I hesitate to call it a dream, the time we met outdoors beneath the light of the moon. Wolves were howling, the air was crisp, you put your hands on my waist and leaned in to kiss me. Closing my eyes I leaned into you to allow my lips to imprint upon your heart as we exchanged words of desire. You passionately and boldly printed upon my soul something that dared to overwrite the fears of the past as our fingers whispered back and forth along the others skin to compose a poem of longing, a song of freedom demanding to be played.

I know why yearning lovers write.

Believe I was around six when staying with my aunt in a small house on a farm with no animals, no neighbors, no trees and no noise. I don’t know where my mama was during this period in my life. She may have been gone for months or only a few days but regardless, my child mind could only calculate a time frame of forever.

Since I always trekked through dirt she made me take a bath every evening, coming in mid-bath with a white wash cloth and a bar of Ivory soap. She had me put my arms out towards her so she could scrub and until she’d gone over every inch of me without returning dirt to that wash cloth she didn’t consider me clean. She was angry at me on the days she felt need to use two wash cloths and though she never called me dirty I took her actions to mean I was.
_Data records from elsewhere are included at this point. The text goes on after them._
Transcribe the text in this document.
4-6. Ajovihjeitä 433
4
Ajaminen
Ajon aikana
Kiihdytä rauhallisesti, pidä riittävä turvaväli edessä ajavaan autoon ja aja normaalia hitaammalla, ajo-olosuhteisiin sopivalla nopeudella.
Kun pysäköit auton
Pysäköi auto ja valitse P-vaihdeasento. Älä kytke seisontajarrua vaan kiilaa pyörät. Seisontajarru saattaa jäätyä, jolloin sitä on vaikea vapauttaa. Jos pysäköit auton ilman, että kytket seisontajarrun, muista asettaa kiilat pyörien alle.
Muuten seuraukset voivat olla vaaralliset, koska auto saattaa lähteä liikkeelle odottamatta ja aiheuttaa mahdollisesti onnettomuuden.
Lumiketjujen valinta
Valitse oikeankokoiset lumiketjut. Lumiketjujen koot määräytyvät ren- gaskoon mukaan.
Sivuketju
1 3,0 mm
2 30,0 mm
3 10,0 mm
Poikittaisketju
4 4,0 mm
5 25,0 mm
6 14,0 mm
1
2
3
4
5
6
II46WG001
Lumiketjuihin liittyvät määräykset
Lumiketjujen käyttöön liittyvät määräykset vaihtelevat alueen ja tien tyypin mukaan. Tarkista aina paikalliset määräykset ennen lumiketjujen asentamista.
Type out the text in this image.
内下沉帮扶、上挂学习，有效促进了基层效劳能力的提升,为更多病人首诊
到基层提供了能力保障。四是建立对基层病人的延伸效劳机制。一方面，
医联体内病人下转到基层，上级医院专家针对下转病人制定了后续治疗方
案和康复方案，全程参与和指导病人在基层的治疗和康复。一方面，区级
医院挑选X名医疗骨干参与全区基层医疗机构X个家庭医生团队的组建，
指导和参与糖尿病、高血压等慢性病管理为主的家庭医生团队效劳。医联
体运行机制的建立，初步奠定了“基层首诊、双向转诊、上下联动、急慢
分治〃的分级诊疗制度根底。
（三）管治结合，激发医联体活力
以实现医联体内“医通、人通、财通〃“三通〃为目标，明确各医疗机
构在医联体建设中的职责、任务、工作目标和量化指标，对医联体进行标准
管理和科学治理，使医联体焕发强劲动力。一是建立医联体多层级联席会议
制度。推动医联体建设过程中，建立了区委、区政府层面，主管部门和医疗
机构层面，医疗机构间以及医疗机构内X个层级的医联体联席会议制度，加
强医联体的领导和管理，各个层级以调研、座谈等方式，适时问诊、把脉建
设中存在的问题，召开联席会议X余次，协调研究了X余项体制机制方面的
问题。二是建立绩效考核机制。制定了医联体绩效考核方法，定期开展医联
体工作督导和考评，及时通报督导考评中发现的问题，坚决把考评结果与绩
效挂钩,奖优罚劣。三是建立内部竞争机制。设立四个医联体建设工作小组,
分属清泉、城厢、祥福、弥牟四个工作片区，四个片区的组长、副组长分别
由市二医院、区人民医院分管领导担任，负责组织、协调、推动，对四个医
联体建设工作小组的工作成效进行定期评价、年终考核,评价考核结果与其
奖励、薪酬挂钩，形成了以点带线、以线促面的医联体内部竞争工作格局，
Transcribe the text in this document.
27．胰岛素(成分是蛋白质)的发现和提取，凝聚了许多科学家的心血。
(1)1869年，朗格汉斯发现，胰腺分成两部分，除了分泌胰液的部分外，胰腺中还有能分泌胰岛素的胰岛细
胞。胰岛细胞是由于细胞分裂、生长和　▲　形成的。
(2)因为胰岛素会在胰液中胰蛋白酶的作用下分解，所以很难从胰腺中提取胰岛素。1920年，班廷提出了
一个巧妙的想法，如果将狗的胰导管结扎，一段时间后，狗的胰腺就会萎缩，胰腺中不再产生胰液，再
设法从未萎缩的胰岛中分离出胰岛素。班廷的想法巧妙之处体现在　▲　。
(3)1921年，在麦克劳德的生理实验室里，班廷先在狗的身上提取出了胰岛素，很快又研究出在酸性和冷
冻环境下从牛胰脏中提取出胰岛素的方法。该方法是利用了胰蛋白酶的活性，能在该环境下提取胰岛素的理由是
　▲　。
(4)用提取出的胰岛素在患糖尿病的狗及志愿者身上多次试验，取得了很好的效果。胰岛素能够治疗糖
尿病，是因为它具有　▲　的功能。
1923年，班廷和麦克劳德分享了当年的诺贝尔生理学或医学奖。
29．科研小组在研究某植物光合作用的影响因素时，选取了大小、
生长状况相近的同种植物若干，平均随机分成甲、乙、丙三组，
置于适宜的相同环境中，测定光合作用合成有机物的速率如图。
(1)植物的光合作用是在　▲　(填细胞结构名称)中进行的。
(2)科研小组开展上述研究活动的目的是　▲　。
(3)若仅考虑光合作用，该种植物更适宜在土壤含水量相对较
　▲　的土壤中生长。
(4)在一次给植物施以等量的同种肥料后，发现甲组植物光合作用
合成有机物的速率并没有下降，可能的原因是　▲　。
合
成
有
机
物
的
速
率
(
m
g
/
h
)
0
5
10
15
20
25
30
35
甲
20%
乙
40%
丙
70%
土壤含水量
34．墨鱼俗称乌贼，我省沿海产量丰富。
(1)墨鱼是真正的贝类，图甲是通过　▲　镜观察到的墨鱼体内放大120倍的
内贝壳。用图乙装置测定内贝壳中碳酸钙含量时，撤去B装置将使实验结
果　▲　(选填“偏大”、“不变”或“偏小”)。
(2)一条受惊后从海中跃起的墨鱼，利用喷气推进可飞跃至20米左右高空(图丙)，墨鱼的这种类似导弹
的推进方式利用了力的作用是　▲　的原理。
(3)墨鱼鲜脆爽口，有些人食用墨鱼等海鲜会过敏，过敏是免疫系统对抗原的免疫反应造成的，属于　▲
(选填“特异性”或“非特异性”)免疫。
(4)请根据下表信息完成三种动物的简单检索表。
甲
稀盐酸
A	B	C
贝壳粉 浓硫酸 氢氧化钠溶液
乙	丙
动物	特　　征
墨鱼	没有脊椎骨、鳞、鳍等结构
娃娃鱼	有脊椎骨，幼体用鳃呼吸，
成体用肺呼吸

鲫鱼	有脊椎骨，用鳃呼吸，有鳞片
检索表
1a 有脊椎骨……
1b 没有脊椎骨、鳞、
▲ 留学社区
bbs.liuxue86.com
When she wasn’t around I’d grab the white washcloth and scrub my skin until every inch was red knowing she was going to do the very same thing. The difference was that my rag would take the dirt off and when I was done scrubbing it would no longer be white. Afterwards I’d put my day clothes back on and hide the rag midways down the trash container in the kitchen somewhere between egg shells and bacon grease.

On the days when the cloth returned no hint of brown she’d let me sleep in the bed and not on the floor.

She had one book in the entire house and it had a picture of a black woman with an afro on the back cover. It was The Heart of a Woman by Maya Angelou. What I remember is reading the words and feeling them but not understanding them. Her words felt angry or sad to me though I couldn’t decide which but read anyways cause the way the words were strung together felt magical but mainly because the bird, its cage and song were to me a curious mystery.

My aunt left me alone in that house each day until evening and bath time. I had nothing to do but read that book and wander the dirt paths of the farm, weaving my way in and out of empty coops and cages wondering what happened to all the animals and why my aunt hated the dirt on my skin so much which back then I didn’t think to separate from hate of me.

The physical energies of the farm animal structures, my aunt and her house have long transformed to dust. The spirit of those animals and poems from that book imprinted on my heart and I would spend the next forty years of my life hiding wash clothes in trash containers in fear of my humanness, hiding my voice in fear of my song and hiding the key to my cage in fear of my wings.

Lovers write with pure presence and awareness, unaffected by man’s fleeting décalages. They write to free the muse into the arms of their embrace, to remind them of their natural purity, beauty and strength.

This is the music, the song of freedom that only Love can play and when played the world listens and cannot help but be inspired to join in chorus.

Love and inspire. This is what the heart of a woman does.